Und um die Electronic Stage kümmert sich die junge Bonner Agentur Rhein Events, die Ende des Monats (29./30. 7.) in der Rheinaue auch das Panama Festival mit Schwerpunkt Electro & Techno ausrichtet .

Bei den Vorbereitungen spiele die physische Anwesenheit der insgesamt neun Gesellschafter keine entscheidende Rolle, sagt Hülsmann. „Schneller und gehaltvoller Mailverkehr“ sei nicht minder effizient. Zudem tauscht man sich in geschlossenen Facebook-Gruppen aus.
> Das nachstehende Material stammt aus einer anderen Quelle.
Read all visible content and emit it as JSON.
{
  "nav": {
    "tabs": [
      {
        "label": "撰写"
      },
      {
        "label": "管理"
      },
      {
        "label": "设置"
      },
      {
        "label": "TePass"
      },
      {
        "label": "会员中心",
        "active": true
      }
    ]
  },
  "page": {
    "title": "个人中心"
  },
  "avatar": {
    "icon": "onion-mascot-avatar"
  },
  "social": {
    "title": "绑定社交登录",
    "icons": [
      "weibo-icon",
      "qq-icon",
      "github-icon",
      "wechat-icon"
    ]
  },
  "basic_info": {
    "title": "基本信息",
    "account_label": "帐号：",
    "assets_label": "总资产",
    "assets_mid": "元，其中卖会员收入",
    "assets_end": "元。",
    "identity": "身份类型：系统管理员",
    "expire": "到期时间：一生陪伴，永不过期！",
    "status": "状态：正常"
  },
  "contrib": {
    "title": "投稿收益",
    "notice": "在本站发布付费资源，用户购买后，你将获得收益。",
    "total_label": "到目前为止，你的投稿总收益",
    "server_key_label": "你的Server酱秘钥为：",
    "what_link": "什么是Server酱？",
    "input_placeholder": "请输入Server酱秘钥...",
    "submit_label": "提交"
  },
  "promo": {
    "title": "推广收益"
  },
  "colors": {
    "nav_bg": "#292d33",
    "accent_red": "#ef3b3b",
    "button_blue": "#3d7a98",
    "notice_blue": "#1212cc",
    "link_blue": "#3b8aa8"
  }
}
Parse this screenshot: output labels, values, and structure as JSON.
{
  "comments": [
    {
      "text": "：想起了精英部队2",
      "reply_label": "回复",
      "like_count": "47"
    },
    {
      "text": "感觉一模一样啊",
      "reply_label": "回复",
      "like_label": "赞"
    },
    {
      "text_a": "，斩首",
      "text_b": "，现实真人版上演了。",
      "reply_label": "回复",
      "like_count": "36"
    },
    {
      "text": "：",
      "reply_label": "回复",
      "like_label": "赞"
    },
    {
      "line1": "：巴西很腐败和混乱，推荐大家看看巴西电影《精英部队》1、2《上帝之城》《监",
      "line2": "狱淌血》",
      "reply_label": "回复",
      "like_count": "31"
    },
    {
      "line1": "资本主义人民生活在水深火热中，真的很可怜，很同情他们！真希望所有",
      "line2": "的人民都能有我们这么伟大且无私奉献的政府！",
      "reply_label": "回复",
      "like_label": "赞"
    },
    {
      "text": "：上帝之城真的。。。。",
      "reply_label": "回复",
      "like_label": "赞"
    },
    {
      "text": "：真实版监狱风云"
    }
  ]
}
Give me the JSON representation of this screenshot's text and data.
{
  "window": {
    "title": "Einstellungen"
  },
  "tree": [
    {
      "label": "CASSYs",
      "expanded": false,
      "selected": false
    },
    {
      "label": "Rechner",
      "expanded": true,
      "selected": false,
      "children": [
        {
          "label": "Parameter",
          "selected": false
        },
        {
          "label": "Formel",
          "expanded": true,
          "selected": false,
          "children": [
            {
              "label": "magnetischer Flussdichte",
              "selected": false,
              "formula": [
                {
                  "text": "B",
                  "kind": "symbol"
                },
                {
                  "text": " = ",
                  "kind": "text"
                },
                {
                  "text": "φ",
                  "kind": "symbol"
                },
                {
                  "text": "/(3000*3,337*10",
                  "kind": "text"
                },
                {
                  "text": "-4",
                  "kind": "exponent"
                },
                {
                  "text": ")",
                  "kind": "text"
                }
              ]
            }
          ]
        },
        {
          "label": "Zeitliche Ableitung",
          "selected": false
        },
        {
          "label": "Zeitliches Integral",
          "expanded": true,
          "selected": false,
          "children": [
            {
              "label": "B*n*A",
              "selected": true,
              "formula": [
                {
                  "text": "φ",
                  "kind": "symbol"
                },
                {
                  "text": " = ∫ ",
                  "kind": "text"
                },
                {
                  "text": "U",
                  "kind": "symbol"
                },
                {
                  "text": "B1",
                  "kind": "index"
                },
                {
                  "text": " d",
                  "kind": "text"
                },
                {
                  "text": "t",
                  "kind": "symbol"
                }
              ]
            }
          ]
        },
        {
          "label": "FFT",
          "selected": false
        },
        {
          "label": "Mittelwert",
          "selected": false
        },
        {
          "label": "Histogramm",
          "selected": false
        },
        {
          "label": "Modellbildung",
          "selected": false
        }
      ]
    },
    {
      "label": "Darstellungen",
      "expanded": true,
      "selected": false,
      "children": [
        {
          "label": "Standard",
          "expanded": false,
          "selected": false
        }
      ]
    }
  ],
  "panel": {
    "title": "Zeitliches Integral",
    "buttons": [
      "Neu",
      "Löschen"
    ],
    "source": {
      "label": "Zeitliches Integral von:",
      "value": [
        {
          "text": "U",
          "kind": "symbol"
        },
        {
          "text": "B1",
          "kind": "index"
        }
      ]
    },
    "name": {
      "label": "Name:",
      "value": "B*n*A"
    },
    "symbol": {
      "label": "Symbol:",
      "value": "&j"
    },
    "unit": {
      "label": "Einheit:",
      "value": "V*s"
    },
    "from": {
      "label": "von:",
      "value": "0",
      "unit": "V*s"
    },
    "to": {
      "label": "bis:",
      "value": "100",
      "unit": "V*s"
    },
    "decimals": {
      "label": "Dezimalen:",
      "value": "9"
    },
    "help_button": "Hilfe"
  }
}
Und Formulare, etwa Verträge mit den Künstlern, lassen sich locker als PDF verschicken. „Die Rockaue ist sozusagen ein Festival aus der Cloud“, erklärt Hülsmann.

Diese Produktionsform macht ein festes Büro fast überflüssig. „Im Brückenforum steht ein Schreibtisch, den wir nutzen können, das ist eine Art Homebase“. Zumal der dortige Geschäftsführer Jürgen Harder zu den Gründungsvätern der Rockaue zählt und ebenfalls als potenter Gesellschafter (Rhein in Flammen etc.) mitwirkt.

Mit diesem filigranen Netzwerk setzt die Bonner Musikszene neue Maßstäbe. Jeder zieht seine Fäden, bringt Know-how ein, packt an. Und fertig ist ein Festivalkonzept, das in diesem Fall rund 30 Sponsoren überzeugt hat. Was den kleinen Preis erklärt. Auch schön: Die Mitbewerber der Bonner Veranstalterszene empfinden die Rockaue nicht als Konkurrenz, sondern als Ergänzung. Deshalb hängen Plakate der Rockaue beispielsweise auch auf dem Kunst!Rasen.